Solana’s recent network upgrade, SIMD-0096, has reshaped how priority fees—extra fees users pay for faster transaction processing—are distributed. Previously, 50% of these fees were burned, while the rest went to validators. Now, 100% of priority fees go directly to validators—the operators who confirm transactions—boosting their earnings and incentivizing participation. While this strengthens Solana’s validator ecosystem, it has sparked concerns among stakers, who no longer receive priority fee benefits unless shared manually by validators.
To address this, a new governance proposal, SIMD-0123, aims to automate priority fee distribution between validators and SOL stakers. If approved, this could prevent misleading APY claims from liquid staking providers, ensure fairer fee allocation, and improve transparency by allowing stakers to verify rewards directly on-chain. Voting is expected to begin by March 8.
What is its impact?
- Increases staker yields automatically: Allows seamless priority fee distribution, potentially boosting staking rewards without relying on validator discretion.
- Prevents “Yield Wars” and misleading APY claims: Reduces the risk of liquid staking providers exaggerating yields, a concern that arose after SIMD-0096.

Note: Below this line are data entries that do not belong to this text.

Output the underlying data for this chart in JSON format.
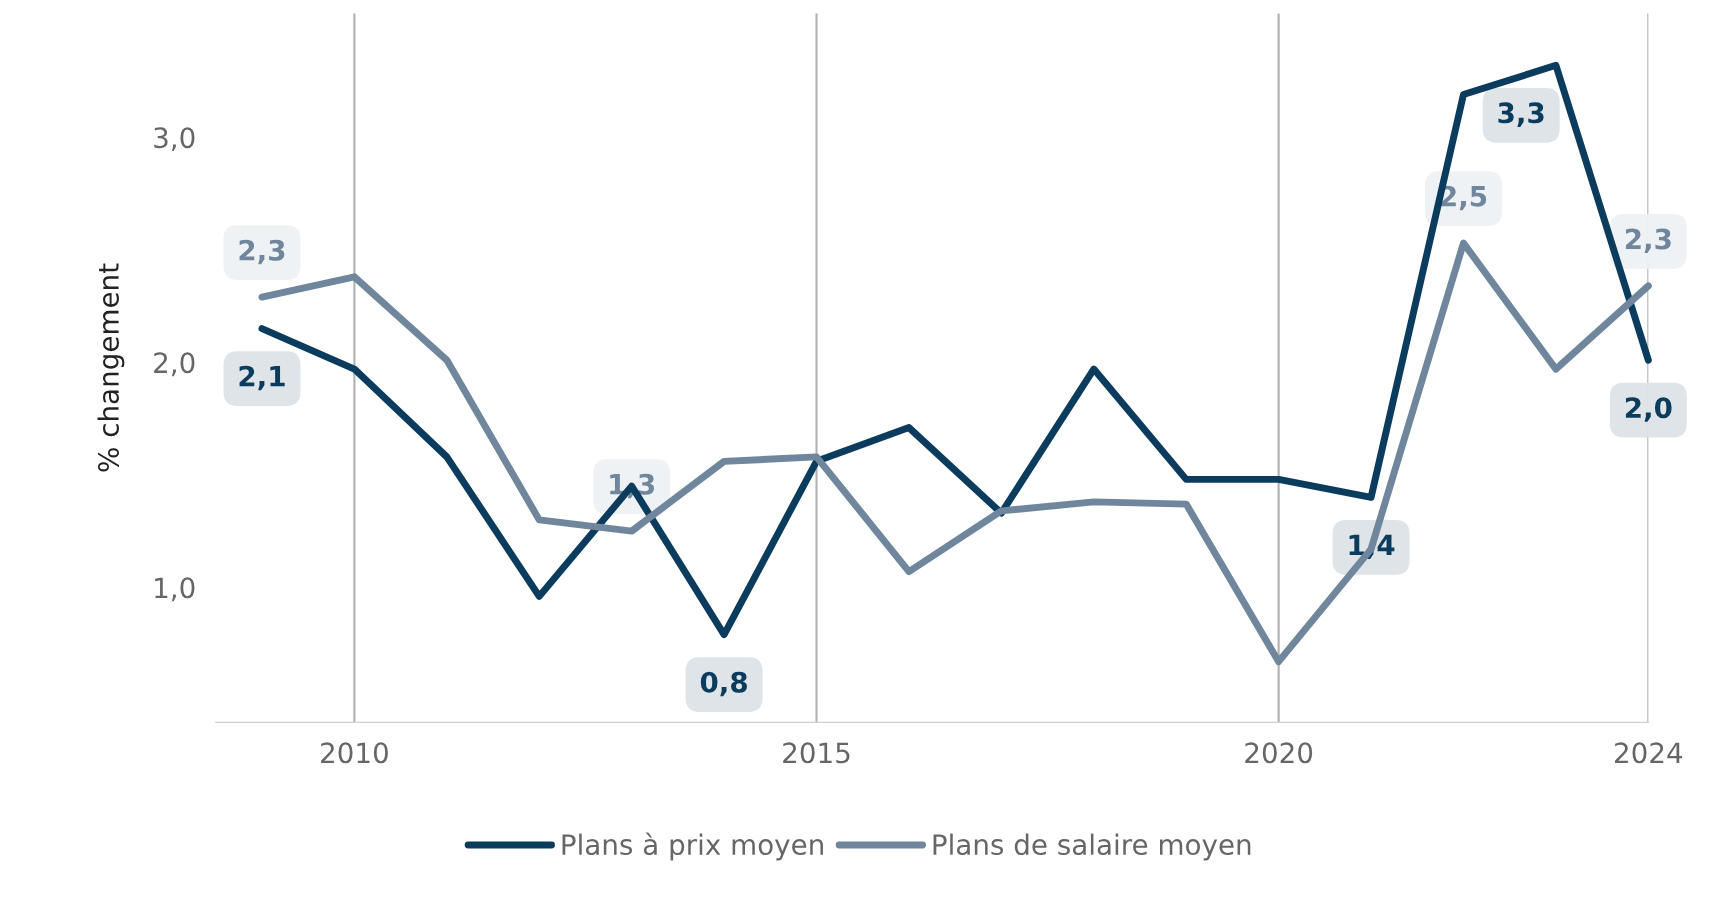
{
  "chart_data": {
    "type": "line",
    "ylabel": "% changement",
    "x": [
      2009,
      2010,
      2011,
      2012,
      2013,
      2014,
      2015,
      2016,
      2017,
      2018,
      2019,
      2020,
      2021,
      2022,
      2023,
      2024
    ],
    "series": [
      {
        "name": "Plans à prix moyen",
        "color": "#0b3c5d",
        "values": [
          2.15,
          1.97,
          1.58,
          0.96,
          1.45,
          0.79,
          1.56,
          1.71,
          1.33,
          1.97,
          1.48,
          1.48,
          1.4,
          3.19,
          3.32,
          2.01
        ],
        "value_labels": [
          "2,1",
          null,
          null,
          null,
          null,
          "0,8",
          null,
          null,
          null,
          null,
          null,
          null,
          "1,4",
          null,
          "3,3",
          "2,0"
        ]
      },
      {
        "name": "Plans de salaire moyen",
        "color": "#6f869c",
        "values": [
          2.29,
          2.38,
          2.01,
          1.3,
          1.25,
          1.56,
          1.58,
          1.07,
          1.34,
          1.38,
          1.37,
          0.67,
          1.17,
          2.53,
          1.97,
          2.34
        ],
        "value_labels": [
          "2,3",
          null,
          null,
          null,
          "1,3",
          null,
          null,
          null,
          null,
          null,
          null,
          null,
          null,
          "2,5",
          null,
          "2,3"
        ]
      }
    ],
    "xlim": [
      2008.5,
      2024
    ],
    "xticks": [
      2010,
      2015,
      2020,
      2024
    ],
    "ylim": [
      0.4,
      3.55
    ],
    "yticks": [
      {
        "value": 1,
        "label": "1,0"
      },
      {
        "value": 2,
        "label": "2,0"
      },
      {
        "value": 3,
        "label": "3,0"
      }
    ],
    "grid": "x",
    "legend": "bottom",
    "line_style": "solid",
    "marker": "none"
  }
}
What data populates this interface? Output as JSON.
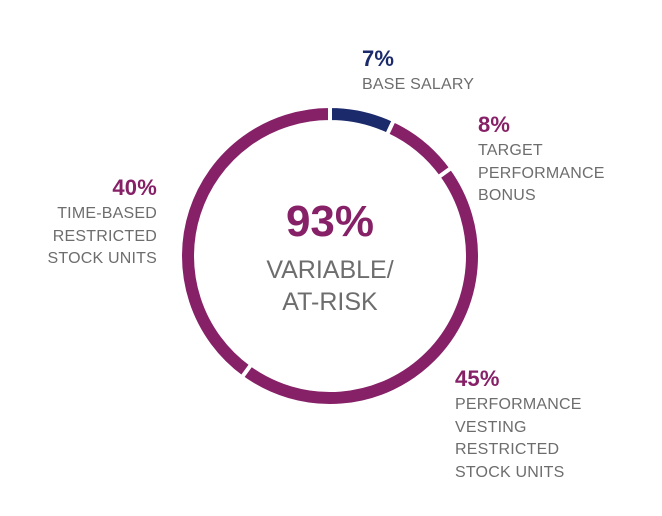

- Restores fair value distribution: Rebalances incentives between validators and token holders, ensuring a more equitable staking ecosystem.
- Enables automated fee sharing: Validators could programmatically distribute priority fees to delegators via smart contracts, removing manual intervention.
- Enhances transparency and accountability: Stakers can verify their rewards directly on-chain, eliminating the need to trust validator self-reporting.
What do I make out of this?
It is important to note that Solana’s fundamentals may take time to gain fruition, as Solana perseveres through this wave of external market events:
- $LIBRA Fallout: The token, launched on Solana and endorsed by Argentina’s president, hit $4B in market cap before collapsing 80% due to insider sell-offs.
- Bybit’s $1.5B Hack: Although affecting Ethereum, the news triggered broader market sell-offs, impacting Solana.
- Upcoming SOL Unlocks – 11.16M SOL (~2% of total supply) could enter the market on March 1, adding potential selling pressure.
With these factors at play, investors should remain cautious and focus on Solana’s fundamentals amid market turbulence.
- SIMD-0096: With this proposal implemented last month, validators will be able to receive 100% of transaction priority fees, instead of the previous 50/50 split where half was burned. This change aims to improve validator incentives, enhance network security, and create a more efficient fee market.
- SIMD-0123: To be voted on, this proposal aims to distribute priority fees to stakers, addressing concerns from SIMD-0096, which allocates all fees to validators. This update ensures fairer rewards and reduces reliance on validators for distribution by integrating the process into the protocol.
- SIMD-0228: Another proposal that would dynamically adjust SOL token emissions based on staking participation levels. This is quite important, especially after getting rid of the burn mechanism, as the proposal may reduce Solana’s inflation by up to 80%.